Il est topique et même inquiétant de voir que le Gouvernement prépare un viatique à destination des Entreprises, pour savoir comment elles devraient gérer la manifestation, voire les droits du religieux en son sein. 

Ne sera-ce pas encore là source de polémiques en nos périodes troublées, ce alors que le droit du travail a déjà ses textes et sa Jurisprudence déjà bien connus des professionnels, sur la place des libertés individuelles au sein de l'Entreprise, la notion de proportionnalité, etc ?

Ne nous appartient-il pas d'abord, individuellement, de prendre la mesure et la conscience des forces contradictoires qui d'un côté, nous poussent à devenir des êtres "mondialisés" mais parfois vides de sens - Vive l'homo consumeritus standardisé pour les "world companies" !- ; et de l'autre, des individus atomisés fiers et/ou en recherche d'identités, de racines, de droits propres, etc ?

Avec un peu d'intelligence souvent, de retenue parfois, de respect des différences toujours, mais aussi d'affirmation de soi, ne devons nous pas aller vers l'autre et lui tendre la main, qui que nous soyons, d'où que nous venions, et quelle que soit notre religion (ou pas) ?

Serait-ce trop naïf que d'aborder notre responsabilité individuelle et universelle sous cet angle là ? 

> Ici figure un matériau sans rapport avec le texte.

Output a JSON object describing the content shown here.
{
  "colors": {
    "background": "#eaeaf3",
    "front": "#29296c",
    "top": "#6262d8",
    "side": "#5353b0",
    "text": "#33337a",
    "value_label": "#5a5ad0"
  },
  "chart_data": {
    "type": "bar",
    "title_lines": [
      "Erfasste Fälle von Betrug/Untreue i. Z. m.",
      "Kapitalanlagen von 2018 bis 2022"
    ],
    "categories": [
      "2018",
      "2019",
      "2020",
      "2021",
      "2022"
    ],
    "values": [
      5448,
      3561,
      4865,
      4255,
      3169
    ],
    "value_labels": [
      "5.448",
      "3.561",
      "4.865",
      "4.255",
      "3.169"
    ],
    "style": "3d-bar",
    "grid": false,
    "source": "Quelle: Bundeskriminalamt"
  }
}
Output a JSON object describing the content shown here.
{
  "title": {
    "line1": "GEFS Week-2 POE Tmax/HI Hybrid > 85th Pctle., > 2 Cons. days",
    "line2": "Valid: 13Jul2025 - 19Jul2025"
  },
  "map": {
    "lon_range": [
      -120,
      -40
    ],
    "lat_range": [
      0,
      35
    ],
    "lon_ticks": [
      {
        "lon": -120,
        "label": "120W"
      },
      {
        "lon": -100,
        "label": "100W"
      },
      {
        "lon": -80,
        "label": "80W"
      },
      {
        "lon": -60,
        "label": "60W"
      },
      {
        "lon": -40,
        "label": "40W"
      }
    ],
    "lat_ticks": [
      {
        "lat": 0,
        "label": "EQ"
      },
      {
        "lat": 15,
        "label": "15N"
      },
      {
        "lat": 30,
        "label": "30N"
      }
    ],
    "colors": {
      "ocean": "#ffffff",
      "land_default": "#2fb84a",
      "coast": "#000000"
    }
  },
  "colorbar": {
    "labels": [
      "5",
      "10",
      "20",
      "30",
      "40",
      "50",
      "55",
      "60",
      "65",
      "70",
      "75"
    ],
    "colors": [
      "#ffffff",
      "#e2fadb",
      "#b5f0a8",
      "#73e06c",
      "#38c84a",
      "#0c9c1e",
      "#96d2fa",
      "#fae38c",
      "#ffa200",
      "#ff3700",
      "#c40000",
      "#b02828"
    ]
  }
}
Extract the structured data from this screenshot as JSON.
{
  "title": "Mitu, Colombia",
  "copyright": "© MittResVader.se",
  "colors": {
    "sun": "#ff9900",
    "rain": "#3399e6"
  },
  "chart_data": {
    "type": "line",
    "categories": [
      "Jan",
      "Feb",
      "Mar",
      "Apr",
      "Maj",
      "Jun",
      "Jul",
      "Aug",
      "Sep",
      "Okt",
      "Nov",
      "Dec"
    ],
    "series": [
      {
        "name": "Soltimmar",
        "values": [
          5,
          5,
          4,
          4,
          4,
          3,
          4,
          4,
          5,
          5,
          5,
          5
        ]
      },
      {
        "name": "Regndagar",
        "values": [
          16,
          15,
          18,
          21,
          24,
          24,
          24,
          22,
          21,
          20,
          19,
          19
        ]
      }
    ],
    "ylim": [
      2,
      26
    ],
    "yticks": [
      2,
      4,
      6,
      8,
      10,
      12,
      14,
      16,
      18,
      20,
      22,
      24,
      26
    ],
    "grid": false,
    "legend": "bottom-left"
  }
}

Que cela soit affaire de foi religieuse ou de foi républicaine, que faisons-nous de la fraternité entre les hommes, entre les peuples, si nous cédons aux sirènes des enfermements et mots d'ordre parfois vides de sens, que les précepteurs de telles ou telles "bonnes paroles" nous assènent ?

Force est à cette place de constater pour l'heure que les "phrases choc", les "buzz médiatiques", les mesures et/ou propositions toutes plus iconoclastes les unes que les autres fleurissent.

Les réseaux sociaux se déchainent, une fois encore ; et de tout cela, il ne ressort rarement pas du bon !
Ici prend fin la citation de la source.